Dopo la partenza in pole position, e i primi giri molto aggressivi, Patricio O'Ward si è accomodato al quarto posto, avendo effettuato la scelta delle tre soste rivelatasi non ottimale nonostante le poche safety-car. Il messicano del team McLaren e di Sam Schmidt, ha avuto un gran passo, e si è prenotato per diventare un protagonista della stagione. In alcuni casi però ha faticato troppo, come nei primi giri con le hard fredde, quando si era fatto temporaneamente beffare da Sebastien Bourdais poco dopo il secondo pit.

Nel mezzo, la "vecchia guardia" di Will Power e Scott Dixon. L'australiano ha rimontato a tamburo battente nel finale, dopo avere attuato una tattica più conservativa, e ha tagliato il traguardo a 4 decimi dal vincitore approfittando dei doppiaggi. Un piccolo errore al terzultimo giro gli ha tolto la chance di andare all’attacco.

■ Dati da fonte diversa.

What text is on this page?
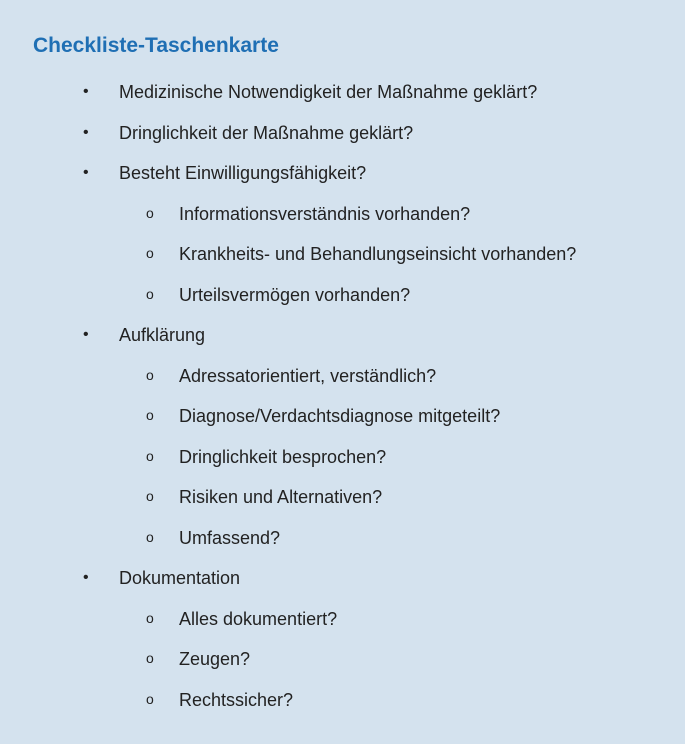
Checkliste-Taschenkarte
• Medizinische Notwendigkeit der Maßnahme geklärt?
• Dringlichkeit der Maßnahme geklärt?
• Besteht Einwilligungsfähigkeit?
o Informationsverständnis vorhanden?
o Krankheits- und Behandlungseinsicht vorhanden?
o Urteilsvermögen vorhanden?
• Aufklärung
o Adressatorientiert, verständlich?
o Diagnose/Verdachtsdiagnose mitgeteilt?
o Dringlichkeit besprochen?
o Risiken und Alternativen?
o Umfassend?
• Dokumentation
o Alles dokumentiert?
o Zeugen?
o Rechtssicher?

Dall’altra parte il neozelandese, pur senza la velocità del giovane compagno, ha fatto quello che gli riesce meglio, portando a casa punti.

Chi è andato a punti

Alle spalle di O'Ward ha chiuso Bourdais, ottimo protagonista con il team Foyt, mentre Rinus VeeKay ha fatto faville passando dal quattordicesimo al sesto posto con la prima Dallara del team di Ed Carpenter. Settimo posto positivo anche per Graham Rahal, in griglia solo diciottesimo. I punti conquistati a Barber sono comunque fondamentali considerando l’incidente che ha tolto di mezzo diversi top driver al primo giro. Josef Newgarden è infatti andato in testacoda da solo perdendo il posteriore, ed è stato investito dal gruppo. KO anche Colton Herta, Ryan Hunter-Reay e Felix Rosenqvist, messo fuori gioco al termine di un weekend condizionato dai tanti errori nelle libere.

Domenica 18 aprile 2021, gara

1 - Alex Palou (Dallara-Honda) - Ganassi - 90 giri
2 - Will Power (Dallara-Chevy) - Penske - 0”4016
3 - Scott Dixon (Dallara-Honda) - Ganassi - 2”9881
4 - Pato O’Ward (Dallara-Chevy) - AMSP - 3”9741
5 - Sebastien Bourdais (Dallara-Chevy) - Foyt - 10”6967
6 - Rinus VeeKay (Dallara-Chevy) - ECR - 13”8750
7 - Graham Rahal (Dallara-Honda) - RLL - 18”7387
8 - Marcus Ericsson (Dallara-Honda) - Ganassi - 20”0700
9 - Alexander Rossi (Dallara-Honda) - Andretti - 20”5601
10 - Romain Grosjean (Dallara-Honda) - Coyne - 45”0805
 

Il campionato

1. Palou 53; 2. Power 41; 3. Dixon 35; 4. O'Ward 34; 5. Bourdais 31.